There are moments when I look at your sweet little face and realize that you watch me.  You listen to me.  You drink me in.  You are shaping your inner voice and your perspective on life right now based on what is around you...and much of that time involves me.  
The very thought of that weighty honor and responsibility makes me feel like I am cresting the biggest hill of the highest roller coaster in the world.  Scared and exhilarated and kind of like I could either squeal or throw up or both.  
Son, I promise you that I am trying, and will continue to try my best.  I will put everything into being the best version of myself that is possible.  I will love myself.  I will love your Daddy.  I will love you and your chubby little brother until you think you can't stand me anymore and then I will vamp it up times ten million.  I will honor our family and make hard decisions.  I will love you enough to say no.  I will make you earn your keep even when I feel like just letting you slide.  I will laugh as often as I can so that  hopefully that is the melody in your memories.  
I want you to know that you have made me a better person.  Everyday.  It is beyond an honor to be your mother.  It is a privilege that I don't take lightly and I intend to do everything I can fathom to respect it and nurture it.  
Thank you for being such a gift.  Thank you for giving me your birth day.  Thank you for your strong will, your forgiveness, your intensity, your humor, your respect, your loyalty, your compassion and for just being you.

I love you little bear.  Happy birthday.
Love,
Mom

Monday, April 8, 2013

danger

There is a certain danger with motherhood, especially with making a choice to stay at home while you raise your kids.  It was never listed on the job description of mom as a possible danger, and the skills needed to overcome it weren't identified.  But still it exists and seems to gather strength the longer my kids are on this earth.

The danger is to compare yourself.  To look at the other ways that people are mothering, and to judge what you are doing and what you are not doing (heavy emphasis on the latter).  In the age of social media and a constant influx of pictures and little snippets of what everyone is doing and how cute and perfectly they are doing it...it can sometimes be easy to disregard the real life struggles and imperfections that inevitably exist in everyone's lives, especially mothers.  I sometimes find myself reading words of others or hearing stories of acquaintances who seem to have it all together.  They are able to seamlessly take all seventeen of their children to the most educational and stimulating experiences while having them impeccably dressed and well mannered.  Or she is able to work a meaningful and fulfilling job which challenges her to reach her full potential while bringing in tons of cash for their beautiful family who welcome her graciously as soon as she returns home.  Or they publish beautiful pictures of the elaborate meals they prepare, three times a day for their thriving children.  Or the visions of kids living without tvs, and no video games, and no chocolate or sweets, or the unicorns that graze by sunrise in their back lawns, or the WHATEVER.

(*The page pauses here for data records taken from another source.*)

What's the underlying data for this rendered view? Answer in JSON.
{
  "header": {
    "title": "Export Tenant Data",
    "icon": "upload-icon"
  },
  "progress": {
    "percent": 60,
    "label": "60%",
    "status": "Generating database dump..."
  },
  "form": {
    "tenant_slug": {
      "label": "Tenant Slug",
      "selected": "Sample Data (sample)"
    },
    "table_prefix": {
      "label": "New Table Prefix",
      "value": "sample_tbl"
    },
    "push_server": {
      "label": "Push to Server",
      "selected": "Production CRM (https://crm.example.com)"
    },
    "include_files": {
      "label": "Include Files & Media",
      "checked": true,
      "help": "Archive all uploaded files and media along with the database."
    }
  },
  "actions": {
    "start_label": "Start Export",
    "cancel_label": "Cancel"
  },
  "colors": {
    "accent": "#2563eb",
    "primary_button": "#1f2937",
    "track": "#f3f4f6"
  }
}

The point is...everyone has their strengths.  Everyone has their weaknesses as well.  It is important for me to keep this in mind and know that it is not a competition and that one of the best services that I can do for my children and my family is to do the best I can but not waste my energy on any of the other thoughts.  Thoughts of what I could have done better, or the things I didn't even get to.  Thoughts of what I neglected or forgot or just avoided because I didn't really want to.

I am figuring out that I am a messy person.  I wish it wasn't but the truth is that I am.  I think that it actually stems from a tad bit of perfectionism...in that I wait until I have the time to clean/organize/purge efficiently and perfectly and that rarely exists so I end up not doing it.

My inbox (translation: the INSANE amounts of paper I get from the mail, the kids school, Shawn, the newspaper, etc) has been piling up like you wouldn't believe.  I spend my time doing things that will show me what I productive and competent person I am like painting and planting because they have a physical output.  But paperwork?  fuuugeetaboutit.

So cue the first morning after a long and frivolous spring break.  Everyone is 20 minutes behind what they should be.  It is kind of raining.  I see Shawn off and am just finishing up packing the boy's lunches when I suddenly have a panicky thought.  Didn't I remember seeing a flyer from school about something we needed to do over spring break for Roanin's class?  Of course, that would require me to actually find the flyer so that I could even see what the heck it was talking about.  We have exactly 50 minutes to start and finish getting ready for school.  I get the kids to start eating their breakfast and start rummaging through what looks like one of the Egyptian pyramids, but is actually my mound of papers that need to be sorted through.  Ten minutes in and three distractions later, I find it.  A yellow half sheet of paper that might as well have been a kick in the gut.  "As you know your child will be taking their first field trip to the Orchestra on Tuesday (ok - note to self that is tomorrow) and in preparation we would like for you to construct a homemade bongo set over spring break that the children can use in class on Monday."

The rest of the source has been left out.